Archive for the ‘Outages’ Category

Unexpected Mail and Xen Server Downtimes

Saturday, February 13th, 2010

At around 8am we noticed (different) hardware issues with our SMTP server wiggis as well with one of our Xen hosting servers. This also affected the IDL license server. The problems have been temporarily solved and since approx. 10:30am both systems are working again as before. Expect though maintenance downtimes for those services within the next week.

Maintenance downtime of a group server

Friday, February 5th, 2010


Monday morning, February 8th 2010, we have to replace a broken system harddisk on one of the group fileservers. This will cause a downtime between 07:00 and approximately 07:30.

This will result in a short service interruption for all groupdrives!

To protect you from losing or corrupting any of your files, it is best to close all open files on the group directories.

eGroupWare update

Tuesday, December 8th, 2009

Tomorrow Wednesday Dec 09, starting at 0730, we will upgrade our eGroupWare collaboration software (https://groupware.phys.ethz.ch/) to a new revision. The service will be down for about 30 min. The update addresses several known issues and should restore the SyncML functionality.

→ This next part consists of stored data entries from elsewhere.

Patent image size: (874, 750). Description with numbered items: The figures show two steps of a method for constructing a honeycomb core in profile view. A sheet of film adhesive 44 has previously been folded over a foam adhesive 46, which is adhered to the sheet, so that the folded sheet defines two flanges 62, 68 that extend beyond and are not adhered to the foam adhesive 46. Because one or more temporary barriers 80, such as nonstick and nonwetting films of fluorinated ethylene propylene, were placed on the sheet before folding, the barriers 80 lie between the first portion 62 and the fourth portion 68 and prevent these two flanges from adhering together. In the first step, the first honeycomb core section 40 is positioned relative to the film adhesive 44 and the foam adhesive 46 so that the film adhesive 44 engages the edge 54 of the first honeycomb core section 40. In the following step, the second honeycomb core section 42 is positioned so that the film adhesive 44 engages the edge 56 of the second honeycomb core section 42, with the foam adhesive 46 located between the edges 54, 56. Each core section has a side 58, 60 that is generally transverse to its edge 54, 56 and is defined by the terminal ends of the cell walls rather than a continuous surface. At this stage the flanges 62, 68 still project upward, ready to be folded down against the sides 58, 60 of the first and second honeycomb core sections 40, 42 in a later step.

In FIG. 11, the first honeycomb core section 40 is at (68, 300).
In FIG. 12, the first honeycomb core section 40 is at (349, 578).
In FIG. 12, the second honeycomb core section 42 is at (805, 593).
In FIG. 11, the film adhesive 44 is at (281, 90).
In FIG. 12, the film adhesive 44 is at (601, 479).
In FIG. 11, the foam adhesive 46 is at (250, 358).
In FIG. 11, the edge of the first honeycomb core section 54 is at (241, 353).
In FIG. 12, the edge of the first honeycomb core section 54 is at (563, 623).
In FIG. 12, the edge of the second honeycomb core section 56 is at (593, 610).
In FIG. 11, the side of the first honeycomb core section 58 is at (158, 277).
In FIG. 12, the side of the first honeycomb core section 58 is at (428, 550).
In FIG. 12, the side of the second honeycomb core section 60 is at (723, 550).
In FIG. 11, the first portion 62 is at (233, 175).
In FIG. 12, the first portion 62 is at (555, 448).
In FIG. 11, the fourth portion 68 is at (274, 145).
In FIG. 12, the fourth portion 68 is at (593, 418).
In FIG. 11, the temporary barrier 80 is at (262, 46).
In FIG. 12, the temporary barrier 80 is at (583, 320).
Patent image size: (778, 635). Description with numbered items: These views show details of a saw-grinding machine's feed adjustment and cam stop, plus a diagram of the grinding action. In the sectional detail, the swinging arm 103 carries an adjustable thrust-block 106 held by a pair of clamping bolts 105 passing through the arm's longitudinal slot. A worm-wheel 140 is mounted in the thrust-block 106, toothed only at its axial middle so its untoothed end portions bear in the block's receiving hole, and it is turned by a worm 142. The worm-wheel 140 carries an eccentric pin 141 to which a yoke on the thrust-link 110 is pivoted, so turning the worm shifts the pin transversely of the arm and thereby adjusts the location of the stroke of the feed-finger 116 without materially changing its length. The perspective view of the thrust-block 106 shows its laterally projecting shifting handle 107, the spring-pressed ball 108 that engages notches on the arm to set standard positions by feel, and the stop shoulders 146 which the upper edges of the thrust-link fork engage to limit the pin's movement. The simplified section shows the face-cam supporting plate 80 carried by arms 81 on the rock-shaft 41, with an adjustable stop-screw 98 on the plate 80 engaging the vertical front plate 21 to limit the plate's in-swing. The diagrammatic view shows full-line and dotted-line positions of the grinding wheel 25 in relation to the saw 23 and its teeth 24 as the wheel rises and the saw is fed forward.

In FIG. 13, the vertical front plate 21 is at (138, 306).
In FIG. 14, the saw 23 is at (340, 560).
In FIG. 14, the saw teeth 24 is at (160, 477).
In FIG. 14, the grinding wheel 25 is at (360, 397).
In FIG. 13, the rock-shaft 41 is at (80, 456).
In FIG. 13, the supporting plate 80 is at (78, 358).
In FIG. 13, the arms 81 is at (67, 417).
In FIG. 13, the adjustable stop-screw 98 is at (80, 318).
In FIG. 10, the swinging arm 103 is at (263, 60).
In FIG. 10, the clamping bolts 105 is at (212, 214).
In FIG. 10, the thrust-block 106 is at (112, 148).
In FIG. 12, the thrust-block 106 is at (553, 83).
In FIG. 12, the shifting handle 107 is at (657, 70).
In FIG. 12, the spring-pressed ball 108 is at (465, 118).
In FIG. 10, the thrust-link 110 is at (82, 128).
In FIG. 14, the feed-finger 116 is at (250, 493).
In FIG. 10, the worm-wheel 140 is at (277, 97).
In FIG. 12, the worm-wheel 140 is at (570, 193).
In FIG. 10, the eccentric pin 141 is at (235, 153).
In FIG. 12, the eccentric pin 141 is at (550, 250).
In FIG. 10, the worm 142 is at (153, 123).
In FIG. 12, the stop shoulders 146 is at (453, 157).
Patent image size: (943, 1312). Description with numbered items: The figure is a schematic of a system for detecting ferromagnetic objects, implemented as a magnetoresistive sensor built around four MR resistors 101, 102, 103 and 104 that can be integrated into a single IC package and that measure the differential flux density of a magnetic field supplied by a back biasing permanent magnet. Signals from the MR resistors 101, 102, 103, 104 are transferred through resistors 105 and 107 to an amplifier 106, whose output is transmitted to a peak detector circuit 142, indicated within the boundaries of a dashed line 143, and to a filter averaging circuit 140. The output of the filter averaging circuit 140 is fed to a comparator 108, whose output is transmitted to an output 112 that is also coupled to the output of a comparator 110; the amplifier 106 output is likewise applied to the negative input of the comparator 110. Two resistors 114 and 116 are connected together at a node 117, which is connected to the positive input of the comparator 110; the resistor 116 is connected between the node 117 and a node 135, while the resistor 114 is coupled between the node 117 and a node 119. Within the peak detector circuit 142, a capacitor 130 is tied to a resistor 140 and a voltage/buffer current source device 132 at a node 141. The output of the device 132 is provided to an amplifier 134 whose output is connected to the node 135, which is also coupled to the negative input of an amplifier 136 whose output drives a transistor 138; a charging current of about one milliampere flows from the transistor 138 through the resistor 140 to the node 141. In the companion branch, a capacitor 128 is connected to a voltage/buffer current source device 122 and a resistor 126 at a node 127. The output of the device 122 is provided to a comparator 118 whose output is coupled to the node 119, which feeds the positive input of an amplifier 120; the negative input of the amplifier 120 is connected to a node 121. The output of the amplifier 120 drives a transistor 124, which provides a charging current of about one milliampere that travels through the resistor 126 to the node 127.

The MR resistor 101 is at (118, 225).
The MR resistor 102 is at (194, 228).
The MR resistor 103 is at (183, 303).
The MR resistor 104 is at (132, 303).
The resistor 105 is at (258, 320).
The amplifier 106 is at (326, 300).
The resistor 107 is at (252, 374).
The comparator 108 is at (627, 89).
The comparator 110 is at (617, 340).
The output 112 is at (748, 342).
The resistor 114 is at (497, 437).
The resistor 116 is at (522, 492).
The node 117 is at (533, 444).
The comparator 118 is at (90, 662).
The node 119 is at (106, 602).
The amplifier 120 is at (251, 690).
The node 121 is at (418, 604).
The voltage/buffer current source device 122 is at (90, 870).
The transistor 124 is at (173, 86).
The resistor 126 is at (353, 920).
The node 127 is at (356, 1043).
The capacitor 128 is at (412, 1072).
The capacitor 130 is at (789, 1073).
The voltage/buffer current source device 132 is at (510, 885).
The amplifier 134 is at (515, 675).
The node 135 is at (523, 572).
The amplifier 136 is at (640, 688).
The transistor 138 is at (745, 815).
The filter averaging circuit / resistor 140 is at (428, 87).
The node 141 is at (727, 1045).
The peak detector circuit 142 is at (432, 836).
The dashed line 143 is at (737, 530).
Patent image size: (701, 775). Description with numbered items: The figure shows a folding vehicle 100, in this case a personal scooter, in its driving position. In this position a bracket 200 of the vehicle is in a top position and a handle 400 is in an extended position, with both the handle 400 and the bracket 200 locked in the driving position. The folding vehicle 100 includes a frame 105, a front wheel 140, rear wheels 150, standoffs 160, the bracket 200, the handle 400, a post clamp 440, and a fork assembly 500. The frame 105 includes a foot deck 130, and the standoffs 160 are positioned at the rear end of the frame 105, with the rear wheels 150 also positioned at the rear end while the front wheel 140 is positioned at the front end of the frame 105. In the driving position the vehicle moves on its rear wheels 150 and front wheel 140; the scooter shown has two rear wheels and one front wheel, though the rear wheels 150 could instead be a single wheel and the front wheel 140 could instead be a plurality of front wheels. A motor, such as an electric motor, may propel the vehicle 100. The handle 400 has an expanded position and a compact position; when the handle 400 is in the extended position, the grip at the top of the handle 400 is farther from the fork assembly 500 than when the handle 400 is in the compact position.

Migration Home Directories

Thursday, October 22nd, 2009


To get more free space for the home directories we need to move to a bigger fileserver.
This will be done on Thursday, 29. October, between 18:00 and 21:00.

During this time the home directories (winhome, machome, unixhome), the mail services and some websites will be not available.

To protect you from losing or corrupting any of your files, we strongly recommend you close all open files on the home directories.

Since we have switched to generic names for our services, the home directories will still be accessible the same way as before, so you don't have to change anything.

Update 21:05: The migration is finished and everything should work again! In case of problems please contact the ISG Helpdesk (3 26 68)

Hardware failure – again

Tuesday, October 6th, 2009

Today at 09:50 a crucial server died in our HIT server room. It took us about 20 min to move the affected services to other machines, during which time most of our machines weren't usable. We're sorry for the inconvenience. We're working hard to get rid of this fault-prone hardware.

Serious power outage

Wednesday, September 23rd, 2009

On Wed Sep 23 around 01:00 a major power outage hit Höngg and Affoltern. Our servers on the Hönggerberg campus switched to battery power, but since power was gone for more than 3 h, the batteries eventually drained and all servers switched off. Around 07:15 we began rebooting our infrastructure servers, but it wasn't until noon that the most important services (home, web, mail) were back up. Please bear with us while we still iron out the last remaining issues.

Unexpected downtime of authentication and printer servers

Monday, September 7th, 2009

A security-update on one of our clusters failed unexpectedly and caused a downtime of our authentication server and printer server which needed manual intervention. All services should be back again by now. We apologize for the inconvenience caused by this. Update 18:00: The thin clients work again, too.

Roundcube webmail upgrade

Monday, September 7th, 2009

Tomorrow Tue September 8, starting from 0730, we will upgrade our Roundcube installation. Expected downtime: about 15 min.

Update Tue 0734: upgrade done.

Service interruption

Friday, August 14th, 2009

Today at 07:04 a software upgrade of a core router performed by Informatikdienste caused an avalanche of errors in our server cluster, leading to an outage of printing and some other non-critical services. It took us till around 08:00 to get the systems back to normal. We apologize for any inconvenience.

plimpy DOS

Tuesday, July 21st, 2009

Today at 16:41 a process on our terminal server plimpy freaked out and consumed all memory + swap, causing a complete halt of all other processes. We had to reboot the machine. We're currently looking into ways to prevent this problem from appearing again in the future. Sorry for your inconvenience.